Alcuni giovani evangelici portavano una nuda croce al collo, altri
magari una colomba o un pesce. Anche nelle case dei credenti si poteva
vedere qualche nuda croce di legno. Possibile che fossero tutti
idolatri, visto che amavano tanto il Signore ed erano zelanti per Lui?
In qualche antica chiesa protestante si poteva vedere non solo la nuda
croce, ma un crocifisso con annesso corpo.
Ammetto che la rappresentazione di Gesù in croce in una chiesa non mi è
mai andata giù, poiché il cuore umano è incline alla superstizione e
all’idolatria. Per il resto dovetti imparare allora alcune differenze
sostanziali: la croce può essere un simbolo o un ricordo senza essere
uno strumento di superstizione e di idolatria; l’uso della croce come
strumento didattico (p.es. scuola domenicale, illustrazioni, ecc.) è
diverso dall’uso liturgico; l’uso della croce nell’arte è diverso da
quello cultuale.
Dovetti constatare che in Germania nessun evangelico dava alla croce
presente nella sala di culto, su una parete della casa o al collo di
qualcuno un particolare significato se non quello di un simbolo
cristiano. A nessuno veniva in mente di pregare rivolgendosi alla croce
o di baciarla come atto di devozione. Chiaramente, non mi venne in mente
di usare la croce io stesso.
Cambiando contesto, ossia tornando in Italia, non mi è venuto in mente
di mettere una croce nella sala di culto né in casa. Quando ho visto
negli anni dei giovani evangelici con la croce al collo, ne ho chiesto
chiaramente la motivazione, senza però farne un dramma; magari l’ho
buttata in farsa, dicendo: «È facile portare una croce d’oro al collo,
ma non è questa che Gesù raccomandò di prendere…».
Aspetti biblici
Al tempo del NT, quando qualcuno menzionava la parola «croce», a
tutti si accapponava la pelle. Infatti, essa non era un oggetto
romantico della devozione. Se era un simbolo, allora solo di una morte
orrenda e straziante. A volte le forze d’occupazione catturavano i
ribelli, inchiodavano o legavano le loro braccia a una traversa (spesso
lo stipite della porta) e li appiccavano così a un palo o a un albero
all’ingresso del villaggio… a decine, uno dopo l’altro. È evidente che
dire «croce» significava suscitare terribili ricordi di una morte
disumana e straziante.
Da ciò si può capire con quale serietà Gesù disse ai suoi seguaci
che seguirlo, significava prendere la propria croce (spesso la traversa
della propria porta) e seguirlo, sapendo che ciò significava perdere la
propria vita a causa del Messia e non di rado proprio per mano di quelli
di casa propria (Mt 10,34-39). Ciò significava rinunciare alle proprie
prerogative, andando dietro al destino del proprio maestro (Mt 16,21),
ma era l’unico modo per trovare la vita, ossia nel futuro regno
messianico (vv. 24ss). Ciò non era solo un linguaggio simbolico o una
lontana evenienza, ma una realtà nuda e cruda per i seguaci (Mt
23,34.37); la maggior parte degli apostoli morì da martire (Gv 21,18s
Pietro; At 12,1s Giacomo). Il Messia ben sapeva a cosa stava andando
incontro (Mt 20,18 schernito, flagellato, crocifisso; 26,2). E così
avvenne da parte dei Romani su mandato dei Giudei (Mt
27,22s.26.31s.35.38.40.42.44). Così i «principi di questo mondo»
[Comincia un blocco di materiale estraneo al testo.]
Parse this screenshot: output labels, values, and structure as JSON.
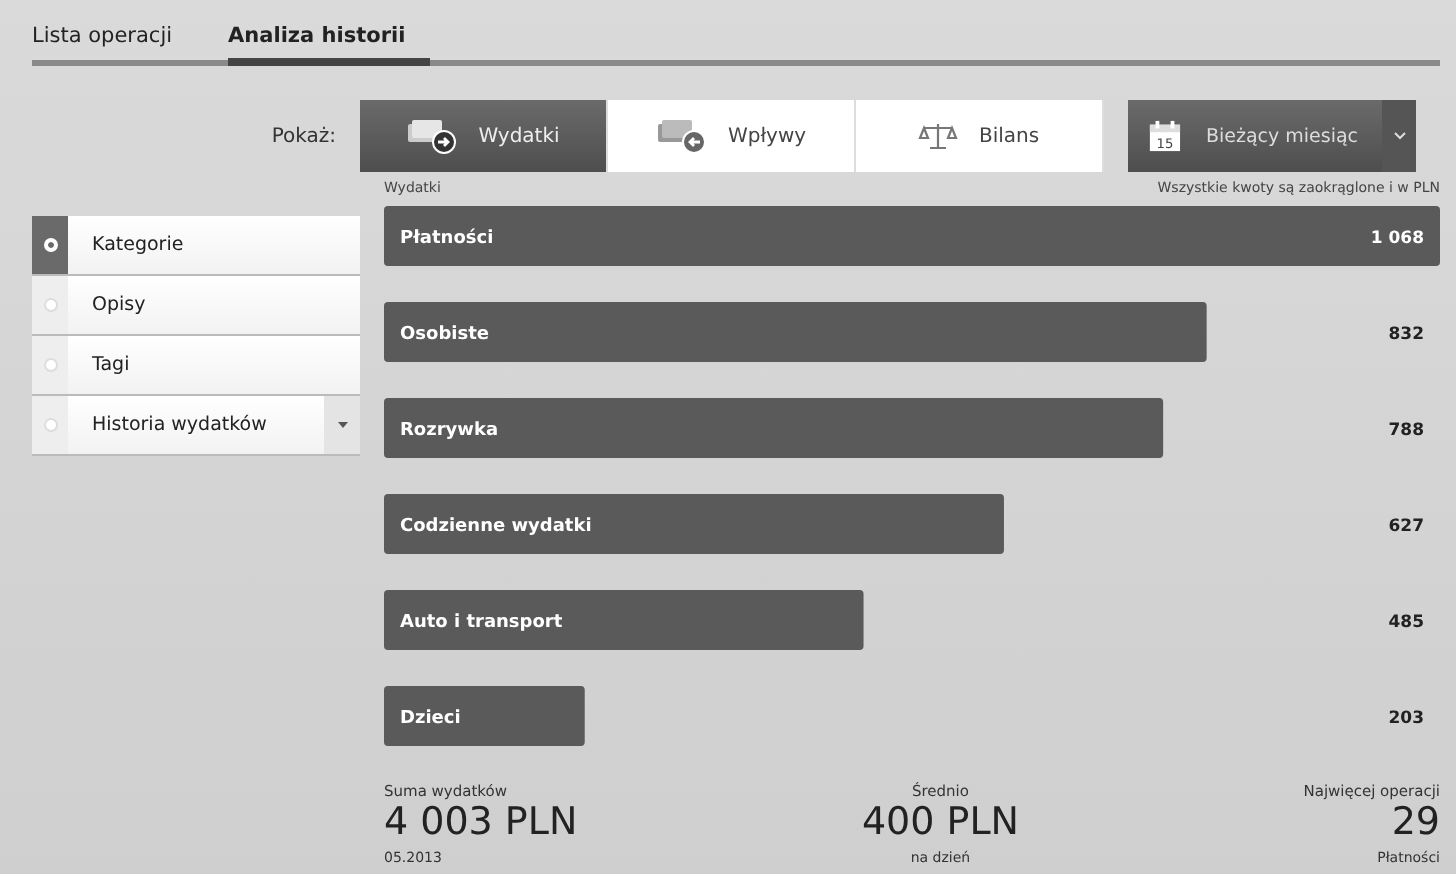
{
  "tabs": [
    {
      "label": "Lista operacji",
      "selected": false
    },
    {
      "label": "Analiza historii",
      "selected": true
    }
  ],
  "show_label": "Pokaż:",
  "view_buttons": [
    {
      "label": "Wydatki",
      "kind": "expenses",
      "selected": true
    },
    {
      "label": "Wpływy",
      "kind": "income",
      "selected": false
    },
    {
      "label": "Bilans",
      "kind": "balance",
      "selected": false
    }
  ],
  "period": {
    "label": "Bieżący miesiąc",
    "calendar_day": "15"
  },
  "sidebar": {
    "items": [
      {
        "label": "Kategorie",
        "kind": "radio",
        "selected": true
      },
      {
        "label": "Opisy",
        "kind": "radio",
        "selected": false
      },
      {
        "label": "Tagi",
        "kind": "radio",
        "selected": false
      },
      {
        "label": "Historia wydatków",
        "kind": "dropdown",
        "selected": false
      }
    ]
  },
  "rounding_note": "Wszystkie kwoty są zaokrąglone i w PLN",
  "chart_data": {
    "type": "bar",
    "orientation": "horizontal",
    "data_labels": true,
    "categories": [
      "Płatności",
      "Osobiste",
      "Rozrywka",
      "Codzienne wydatki",
      "Auto i transport",
      "Dzieci"
    ],
    "value_labels": [
      "1 068",
      "832",
      "788",
      "627",
      "485",
      "203"
    ],
    "series": [
      {
        "name": "Wydatki",
        "color": "#5a5a5a",
        "values": [
          1068,
          832,
          788,
          627,
          485,
          203
        ]
      }
    ]
  },
  "summary": [
    {
      "label": "Suma wydatków",
      "value": "4 003 PLN",
      "note": "05.2013"
    },
    {
      "label": "Średnio",
      "value": "400 PLN",
      "note": "na dzień"
    },
    {
      "label": "Najwięcej operacji",
      "value": "29",
      "note": "Płatności"
    }
  ]
}
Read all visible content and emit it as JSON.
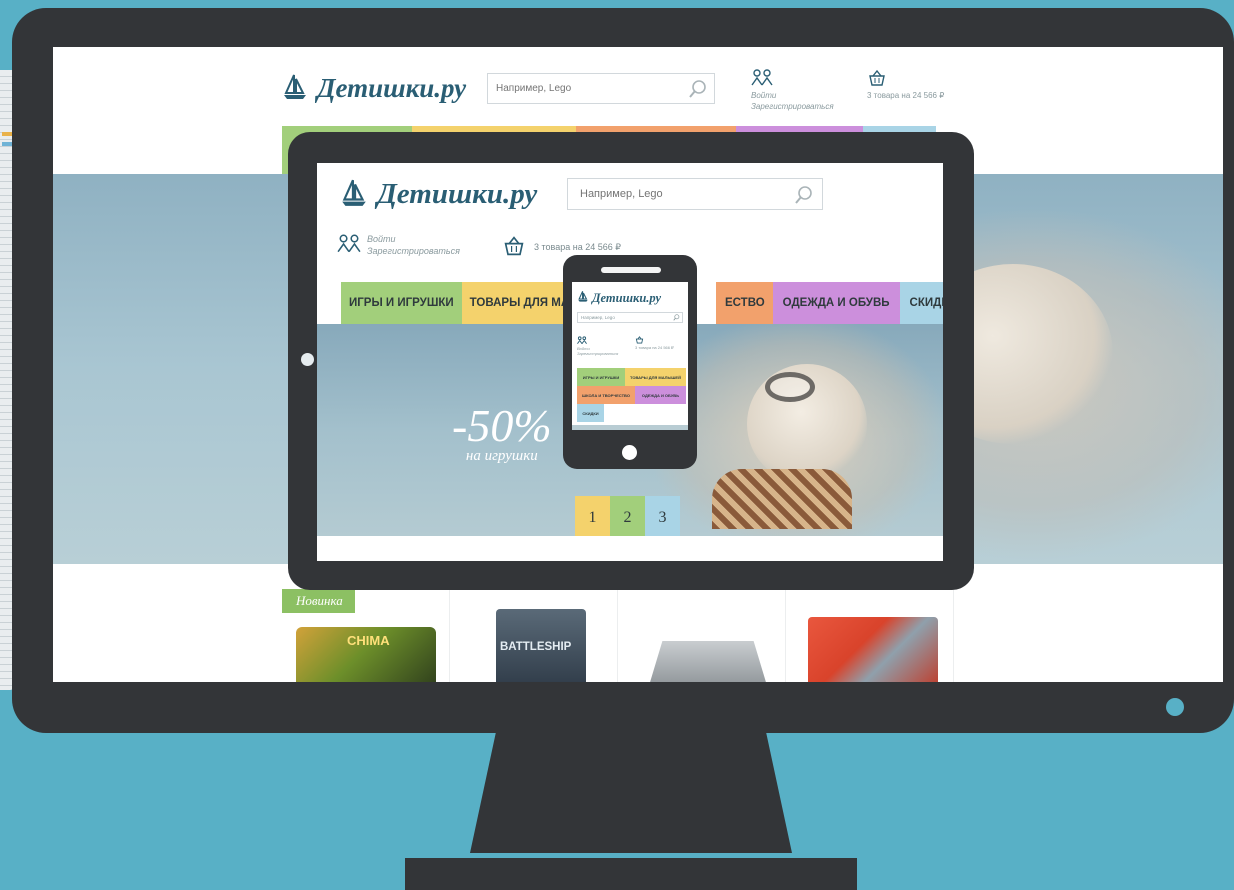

hanno «crocifisso il Signore della gloria» (1 Cor 2,8).
Pietro non usò mezzi termini con i Giudei di Gerusalemme: «Voi,
per man d’iniqui, inchiodandolo sulla croce, lo uccideste… Dio ha fatto
e Signore e Cristo quel Gesù che voi avete crocifisso» (At 2,23.36).
E ancora parlò di «Gesù Cristo il Nazareno, che voi avete crocifisso»
(At 4,10).
Il «Gesù, che è stato crocifisso» (Mt 28,5) divenne ben
presto nel linguaggio il «[Cristo] crocifisso»: «Noi predichiamo
Cristo crocifisso, che per i Giudei è scandalo, e per i Gentili, pazzia»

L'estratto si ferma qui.